Melanesia and the Pacific Islands
Melanesian populations in Papua New Guinea and the Solomon Islands present a fascinating case. Many individuals have tightly curled or wavy hair combined with naturally blond coloring, a combination found almost nowhere else. Research published in Science identified a single genetic mutation in a gene called TYRP1 as the source of the blond hair, present at a frequency of 26% in the Solomon Islands but completely absent outside Oceania. This mutation evolved independently from the genes responsible for blond hair in Europeans, demonstrating how different populations can arrive at similar visible traits through entirely separate genetic pathways.
The Genetics Behind Curl Pattern
Hair texture is polygenic, meaning dozens of genes contribute to whether your hair is straight, wavy, curly, or coily. No single “curly hair gene” exists. Instead, different populations carry different sets of genetic variants that influence curl. A variation in the TCHH gene is linked to hair texture differences in people of northern European ancestry. Variations in EDAR and FGFR2 affect hair thickness in Asian populations. In people of African descent, the genetic architecture of hair texture involves yet another set of variants, many of which researchers are still identifying.
This means that a person of Irish descent and a person of Nigerian descent can both have curly hair, but the underlying genetic instructions producing those curls are largely different. The physical result looks similar, yet the molecular recipe is distinct.
What Makes Hair Physically Curl
At the structural level, curly hair forms because of an asymmetry inside the hair shaft. The cortex of a hair fiber contains bundles of protein called keratin, packed into structures called macrofibrils. In straight hair, these protein bundles are distributed evenly around a circular cross-section. In curly hair, the cross-section is more elliptical, and the keratin concentrates unevenly, accumulating on the concave (inner) side of the curve.

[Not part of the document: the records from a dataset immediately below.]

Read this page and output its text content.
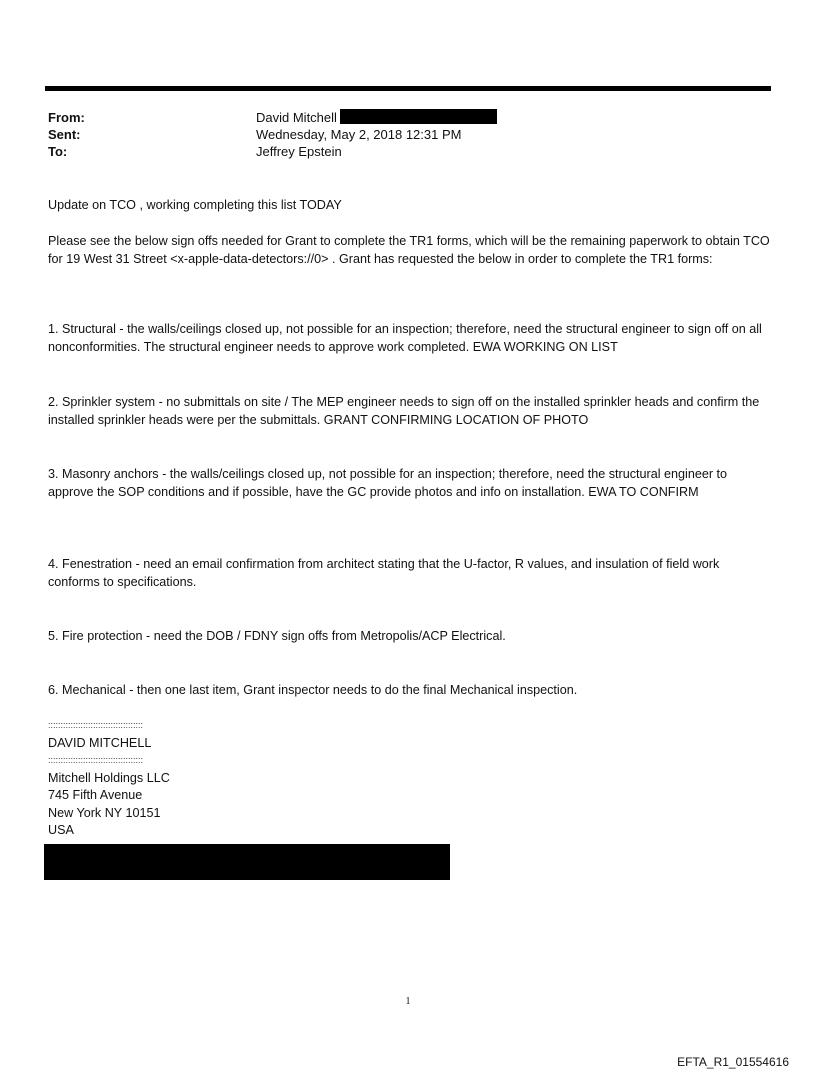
From:	David Mitchell
Sent:	Wednesday, May 2, 2018 12:31 PM
To:	Jeffrey Epstein

Update on TCO , working completing this list TODAY

Please see the below sign offs needed for Grant to complete the TR1 forms, which will be the remaining paperwork to obtain TCO for 19 West 31 Street <x-apple-data-detectors://0> . Grant has requested the below in order to complete the TR1 forms:

1. Structural - the walls/ceilings closed up, not possible for an inspection; therefore, need the structural engineer to sign off on all nonconformities. The structural engineer needs to approve work completed. EWA WORKING ON LIST

2. Sprinkler system - no submittals on site / The MEP engineer needs to sign off on the installed sprinkler heads and confirm the installed sprinkler heads were per the submittals. GRANT CONFIRMING LOCATION OF PHOTO

3. Masonry anchors - the walls/ceilings closed up, not possible for an inspection; therefore, need the structural engineer to approve the SOP conditions and if possible, have the GC provide photos and info on installation. EWA TO CONFIRM

4. Fenestration - need an email confirmation from architect stating that the U-factor, R values, and insulation of field work conforms to specifications.

5. Fire protection - need the DOB / FDNY sign offs from Metropolis/ACP Electrical.

6. Mechanical - then one last item, Grant inspector needs to do the final Mechanical inspection.

::::::::::::::::::::::::::::::::::::::
DAVID MITCHELL
::::::::::::::::::::::::::::::::::::::
Mitchell Holdings LLC
745 Fifth Avenue
New York NY 10151
USA
1
EFTA_R1_01554616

This asymmetry starts before the hair even leaves the scalp. The precortex cells, which are still developing inside the hair follicle, differentiate unevenly. One side of the developing fiber is denser and stiffer than the other, so as the hair grows out, it bends. The tighter this asymmetry, the tighter the curl. This is why curl pattern is set at the follicle level and can’t be permanently changed by external products.
Hair Classification Systems
The most widely used system for describing curl patterns was developed by Andre Walker, Oprah Winfrey’s longtime hairstylist. It divides hair into four broad types: Type 1 (straight), Type 2 (wavy), Type 3 (curly), and Type 4 (kinky/coily). Each type has three subcategories (a, b, c) that correspond to increasing hair diameter and coarseness.
This system is useful for choosing hair care products, but it doesn’t map neatly onto ethnicity. A person of Somali descent might have Type 3a curls, while a person of Ashkenazi Jewish heritage could have Type 3c. Someone of East Asian ancestry might fall anywhere from Type 1a to Type 2c. The system describes the physical shape of the hair, not its genetic origin, and that’s an important distinction. Curl pattern is one of the most visible human traits, but it’s also one of the least reliable indicators of ancestry.